In this way, measuring the ROI is much simpler than determining how the company benefits directly and indirectly from an investment of one million euros in a CPD.
Business also takes advantage of this way of managing expenses. Not having a complex depreciation of products over time is very easy to manage, if you use X you pay X.
It is practically impossible for a company to know 5 years in advance what their IT needs are going to be, the direction the technology will take or what future market demands will be.
The rhythm of constant evolution of technological needs increases the risk of making a wrong decision. But in Cloud this risk is minimized since we can increase or decrease the resources according to the demand of the moment.
And if a product line should be deployed quickly, it allows you to have what is needed instantly, without having to go through long approval processes, contact suppliers, negotiate and implement what is necessary…
And then there’s the opportunity cost: in what other purpose could the time, space or money that your on-premise infrastructure require have been invested?
What does the cloud offer in terms of price?
The cloud price model is designed to be comfortable for the customer. It is paid according to the resources that are cosumed.
The cloud allows increasing or stopping an instances on demand, in a second’s time. And it includes a free layer in which you can use a series of resources and services at no cost.
It is not necessary to make payments in advance or commit for a period of time to get good prices, although you can do so to get bulk discounts.
Depending on the continuous consumption, discounts are also applied automatically. As consumers, we can benefit from the economies of scale of Cloud providers and the frequent price reductions they offer.
In addition, we offer advice and recommendations to size the machines in the most optimal way in relation to the load they support. And there are other saving formulas such as creating ephemeral environments using spot or preemptible instances.
Technologies with which you save
In Cloud there are also technologies that allow you to make better use of infrastructure resources. Managing your old datacenter using an IaaS, implementing a PaaS in it or building your development environments on container clusters can allow you to maximize your IT resources.
The level of automation provided by Cloud solutions together with practices such as infrastructure as a code, means a clear saving in operating costs. And you get a higher level of quality since the availability levels of cloud (practically Zero-Downtime) are very difficult to achieve on-premise.
Cloud is always cheaper because of the direct savings: you only pay for what you use, you can turn off the machines when you do not use them or adapt their size according to what you need at any moment, you have the ability to deploy a global infrastructure in seconds without any previous investment and, thanks to everything that comes out of the box, you can do without most of the expenses in security, maintenance and operation.

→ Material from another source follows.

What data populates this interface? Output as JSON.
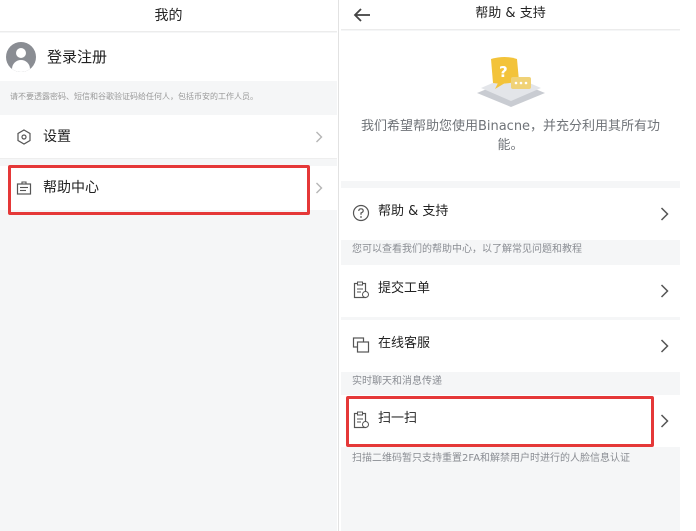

But above all, Cloud is much more profitable. Traditionally, IT departments have dedicated more than 70% of their time to maintaining their systems and only the remaining 30% to innovation or proactive tasks that have a direct impact on the business.
This is something that Cloud changes completely. It allows you to invest your time and your money in what really adds value. It allows you to launch your projects immediately, allowing you to be at the forefront.
It accelerates innovation because it allows you to try different solutions quickly so you can choose which ones to avoid expensive mistakes.
Now is the time to take advantage of all the benefits that Cloud technologies bring. A budget should not be a drag on innovation and the agility of your business.
It’s time to retire your old datacenter and bet on the future that has just arrived.